The wonderful thing about this game is that all of these explanations are valid. At the end of my first playthrough, I felt convinced that the weeping woman was “supposed” to be Gris’s lover (these blue-haired artsy types are all lesbians, right?), but I defiantly chose to interpret the game as Gris having conquered her own doubts and fears. The game doesn’t develop the character of the weeping woman at all, so introducing another person felt superfluous to me. But that’s just my reading; each player has the right to devise their own interpretation.
(Contrast with Monument Valley 2, which is explicitly about a mother and a daughter. The former has to let go as the latter goes on a journey of growth and maturity. The game can actually reflect this in its mechanics; the daughter follows and mirrors her mother before moving on her own. At the end, you feel like you know each character, beyond their generic parent/child roles.)
Except… Gris actually does tell you who the weeping woman is. I won’t spoil it, but if you collect all of the optional hidden collectibles, and find a room hidden in plain sight, there’s a short scene that reveals her identity. You are extremely unlikely to find all of these collectibles on your first playthrough, so you will experience a very ambiguous story and chose your own interpretation based on the rest of the game. Nothing else in the story ever teases the identity of the weeping woman or promises a reveal. It appears to be deliberately ambiguous; you made your own interpretation because you were invited to do so. That’s how these “art games” work, right?
There’s a concept in literary theory called death of the author, which states that a work or text should stand on its own. Any material outside or around the text, called the paratext, is irrelevant in understanding the text. (Lindsay Ellis has a hilarious and quite self-aware video on it.)
Gris’s hidden scene is technically part of the text, but it’s also hidden so well that it feels more like paratext. In practice, most people will never see the hidden scene without consulting some kind of guide or reading an analysis like this one, both of which are paratext. Visually, the scene also feels incongruous — its dozen roughly-sketched color images fading into one another clash with the fluid watercolor animation found in the rest of the work. Deciding how authoritative or canonical this scene is, is therefore… tricky. It’s as if, on rereading a novel, you discover two pages had stuck together, revealing new information that completely recontextualizes the rest of the book.

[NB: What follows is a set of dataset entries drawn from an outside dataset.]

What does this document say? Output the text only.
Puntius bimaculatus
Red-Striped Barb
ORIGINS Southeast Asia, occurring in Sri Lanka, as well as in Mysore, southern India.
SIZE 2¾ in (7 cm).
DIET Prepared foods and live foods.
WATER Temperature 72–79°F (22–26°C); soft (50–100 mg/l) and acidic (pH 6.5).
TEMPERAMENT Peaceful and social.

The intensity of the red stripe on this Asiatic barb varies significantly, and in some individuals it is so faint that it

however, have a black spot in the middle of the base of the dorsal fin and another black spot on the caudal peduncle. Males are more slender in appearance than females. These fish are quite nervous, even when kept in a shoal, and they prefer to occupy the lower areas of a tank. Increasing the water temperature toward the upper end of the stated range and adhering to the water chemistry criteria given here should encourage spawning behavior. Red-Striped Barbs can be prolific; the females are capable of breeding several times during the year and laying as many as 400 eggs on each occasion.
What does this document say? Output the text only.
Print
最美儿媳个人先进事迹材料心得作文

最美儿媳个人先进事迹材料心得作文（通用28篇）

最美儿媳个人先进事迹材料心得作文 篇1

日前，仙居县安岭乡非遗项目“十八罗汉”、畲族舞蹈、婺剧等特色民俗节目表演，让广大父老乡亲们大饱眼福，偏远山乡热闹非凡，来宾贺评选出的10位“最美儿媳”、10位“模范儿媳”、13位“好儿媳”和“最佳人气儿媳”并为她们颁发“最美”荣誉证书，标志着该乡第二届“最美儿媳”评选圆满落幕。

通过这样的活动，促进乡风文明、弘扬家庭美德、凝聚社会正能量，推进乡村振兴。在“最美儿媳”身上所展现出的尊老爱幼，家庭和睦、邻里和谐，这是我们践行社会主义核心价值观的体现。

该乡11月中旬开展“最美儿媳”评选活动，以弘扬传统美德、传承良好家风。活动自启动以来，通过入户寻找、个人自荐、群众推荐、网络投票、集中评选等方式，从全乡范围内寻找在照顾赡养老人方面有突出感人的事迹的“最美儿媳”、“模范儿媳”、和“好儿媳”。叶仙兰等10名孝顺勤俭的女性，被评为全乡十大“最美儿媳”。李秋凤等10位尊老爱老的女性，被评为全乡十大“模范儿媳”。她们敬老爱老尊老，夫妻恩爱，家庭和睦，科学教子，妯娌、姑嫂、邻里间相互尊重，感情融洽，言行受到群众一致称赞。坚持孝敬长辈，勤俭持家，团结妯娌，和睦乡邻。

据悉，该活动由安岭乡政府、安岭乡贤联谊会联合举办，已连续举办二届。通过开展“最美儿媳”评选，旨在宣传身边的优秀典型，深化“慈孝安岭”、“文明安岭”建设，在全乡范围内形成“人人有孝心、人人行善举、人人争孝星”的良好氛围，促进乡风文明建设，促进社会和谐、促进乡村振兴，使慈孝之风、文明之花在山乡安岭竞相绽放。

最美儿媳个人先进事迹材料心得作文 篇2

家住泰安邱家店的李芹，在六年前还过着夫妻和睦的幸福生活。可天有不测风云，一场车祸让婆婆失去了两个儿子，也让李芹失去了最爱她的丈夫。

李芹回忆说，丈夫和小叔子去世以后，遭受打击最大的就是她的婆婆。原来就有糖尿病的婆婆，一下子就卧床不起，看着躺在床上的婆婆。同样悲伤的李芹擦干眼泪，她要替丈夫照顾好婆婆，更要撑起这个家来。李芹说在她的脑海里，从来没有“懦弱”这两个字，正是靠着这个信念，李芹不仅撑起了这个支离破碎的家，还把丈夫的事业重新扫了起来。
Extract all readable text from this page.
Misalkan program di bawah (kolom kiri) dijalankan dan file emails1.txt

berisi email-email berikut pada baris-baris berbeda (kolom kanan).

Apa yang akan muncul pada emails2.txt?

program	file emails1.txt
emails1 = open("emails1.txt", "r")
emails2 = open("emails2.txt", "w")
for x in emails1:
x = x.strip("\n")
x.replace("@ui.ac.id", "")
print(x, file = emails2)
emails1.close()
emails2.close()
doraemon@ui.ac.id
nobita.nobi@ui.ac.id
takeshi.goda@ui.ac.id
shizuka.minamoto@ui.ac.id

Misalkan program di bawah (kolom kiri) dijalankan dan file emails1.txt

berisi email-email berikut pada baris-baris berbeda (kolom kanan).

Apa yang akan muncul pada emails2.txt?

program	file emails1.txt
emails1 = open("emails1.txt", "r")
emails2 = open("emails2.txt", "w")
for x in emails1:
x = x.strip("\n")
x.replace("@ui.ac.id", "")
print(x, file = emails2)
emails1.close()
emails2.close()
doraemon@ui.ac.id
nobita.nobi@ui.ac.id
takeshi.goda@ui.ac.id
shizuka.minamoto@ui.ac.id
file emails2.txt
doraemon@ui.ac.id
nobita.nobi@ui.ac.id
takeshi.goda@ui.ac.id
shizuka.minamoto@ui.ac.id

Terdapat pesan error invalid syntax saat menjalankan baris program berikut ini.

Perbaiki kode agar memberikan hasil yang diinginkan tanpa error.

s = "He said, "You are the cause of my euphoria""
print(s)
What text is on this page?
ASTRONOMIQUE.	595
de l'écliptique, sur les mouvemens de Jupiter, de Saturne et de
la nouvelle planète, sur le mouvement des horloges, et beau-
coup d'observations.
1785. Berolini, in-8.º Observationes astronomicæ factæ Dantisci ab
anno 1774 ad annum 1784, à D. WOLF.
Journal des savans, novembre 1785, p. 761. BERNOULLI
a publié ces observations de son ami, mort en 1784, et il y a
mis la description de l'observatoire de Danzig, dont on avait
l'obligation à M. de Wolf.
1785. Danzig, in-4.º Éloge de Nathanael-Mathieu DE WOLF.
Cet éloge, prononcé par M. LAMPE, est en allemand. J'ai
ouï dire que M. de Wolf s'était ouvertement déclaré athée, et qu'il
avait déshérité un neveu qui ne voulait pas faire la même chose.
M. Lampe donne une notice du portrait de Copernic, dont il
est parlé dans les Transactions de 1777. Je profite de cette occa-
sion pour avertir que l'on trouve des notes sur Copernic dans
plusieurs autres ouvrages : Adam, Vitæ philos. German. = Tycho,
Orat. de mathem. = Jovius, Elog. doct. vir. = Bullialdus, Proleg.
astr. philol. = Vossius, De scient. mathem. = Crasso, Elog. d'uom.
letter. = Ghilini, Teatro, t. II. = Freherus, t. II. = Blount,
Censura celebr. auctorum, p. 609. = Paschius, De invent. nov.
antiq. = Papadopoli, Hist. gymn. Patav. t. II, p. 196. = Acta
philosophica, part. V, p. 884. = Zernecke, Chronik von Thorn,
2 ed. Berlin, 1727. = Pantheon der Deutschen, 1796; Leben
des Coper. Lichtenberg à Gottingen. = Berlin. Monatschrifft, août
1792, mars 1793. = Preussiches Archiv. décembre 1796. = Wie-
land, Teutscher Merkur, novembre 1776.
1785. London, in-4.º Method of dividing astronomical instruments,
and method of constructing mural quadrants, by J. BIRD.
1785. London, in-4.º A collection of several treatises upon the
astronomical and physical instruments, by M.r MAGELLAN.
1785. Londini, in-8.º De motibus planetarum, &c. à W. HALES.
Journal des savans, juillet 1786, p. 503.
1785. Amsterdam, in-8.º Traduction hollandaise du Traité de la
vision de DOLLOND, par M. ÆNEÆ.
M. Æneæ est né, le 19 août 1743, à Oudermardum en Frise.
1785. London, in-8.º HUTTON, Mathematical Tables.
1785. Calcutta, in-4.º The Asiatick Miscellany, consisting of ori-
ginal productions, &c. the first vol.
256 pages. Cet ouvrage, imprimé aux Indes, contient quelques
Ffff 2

The hidden scene is therefore troubling because it feels like the author is coming back from the dead to say, no, you are wrong. But not only did the author intend on this scene, they deliberately made it difficult to find. It’s almost as if they included all of the hidden collectibles to only add replay value, and then needed to come up with a reward for doing so. This could be an example of the video game format, and its need for replayability, compromising the artistic integrity of the work in a way unique to this medium.
Regardless, Gris presents a memorable and ultimately hopeful story. It is also cautionary tale about clarifying and standardizing what was best left ambiguous and personal.